Welcome to Liberty High, a place where the truth will always prevail. Liberty High is the setting for much of this show, and it is also a familiar place for many teens. As a 19-year-old who deals with the issues of online bullying every day – both as a blogger and as the founder of Media Impact and Navigation for Teens (MINT), an organization that works directly with teens in school – I think it’s important to approach the conversation of online bullying and suicide carefully. And I’m not sure this show did that.
As I watched, I found the aftermath of her suicide troubling. In real life, when someone commits suicide, their story ends there. 13 Reasons Why failed to end Baker’s story, since she lives on through the tapes. We become captivated by the drama of the suicide rather than the actual suicide itself.
Most teens don’t leave tapes for 13 people to realize how they assisted in someone’s suicide. Due to the tapes, we don’t witness the utter emptiness and grief that occur after someone commits suicide. Dead is dead, and as much as it may be hard to portray that on screen, 13 Reasons Why fails to end the last episode with closure. For teens who are battling mental health issues, witnessing the end of a life as easily as the show portrayed it could help desensitize kids to this very serious matter.
Even the adults in the show act questionably. Before the suicide, Hannah admits to a counselor that she is feeling lost and empty – clear signals of depression. As she talks about her sadness and anger, instead of being admitted to a clinic, the distracted employee simply gives her a box of tissues to heal her wounds. Had 13 Reasons Why showcased other forms of outreach, like therapy, teens watching it might realize that there is always an option that doesn’t include self-harm.
Teen suicide is still the second leading cause of death for teens – over 5,000 kids attempt it every day in America – and we have to approach the topic as a society if we ever want to see those numbers fall. We have to educate faculty and adults about the negative power that social media has with regards to suicide and rape culture. Whether that means switching the curriculum taught in health class, or more importantly, teaching health class past ninth grade: something in the world needs to change. Every school should take advice from 13 Reasons Why and put up posters with free hotlines and counseling services in the hallways. Do school boards really need to watch a show to realize that, though?

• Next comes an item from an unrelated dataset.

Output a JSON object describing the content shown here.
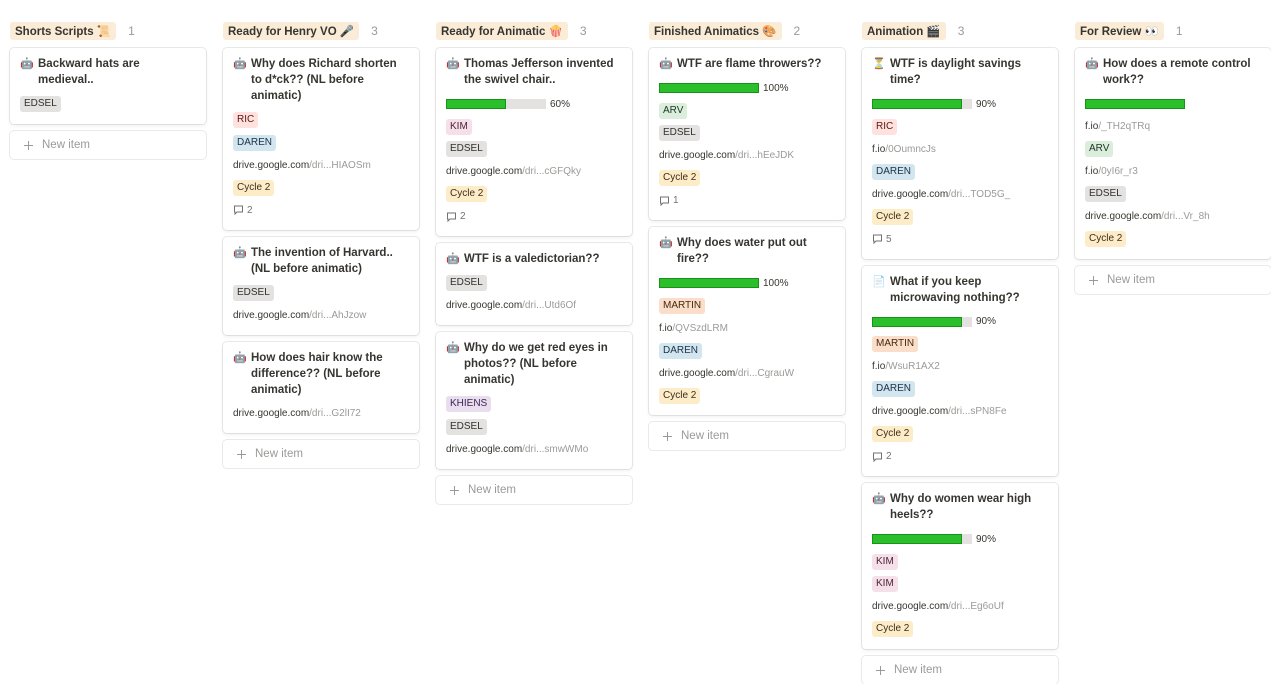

However, there were some ways that 13 Reasons Why succeeded in portraying what it’s like to be in teen in 2017. While it might have glamorized suicide, it doesn’t glamorize the very serious downside the Internet can have on teenagers. One of the characters, Justin Foley, sent around a sext in the first episode that catalyzed the defamation of Hannah’s reputation. Another picture was sent around by Hannah’s stalker, Tyler, that is a picture of Hannah drunkenly kissing another girl. Because she is kissing a girl, the teens insinuated that she is promiscuous, and the barrage of insults began. One innocuous picture can start a string of nasty words that can’t be taken back, which is important for young adults to understand – and something I tackle constantly when I present at high schools for MINT.
Instead of showcasing the tragic ending to a life, we witness a school become captivated by the drama of suicide. There will always be people who feel like they have no one to talk to, and those are the people most at risk whom we have to figure out how to reach. Suicide is not the answer. You don’t have to be part of a statistic larger than any of us can understand to end your pain.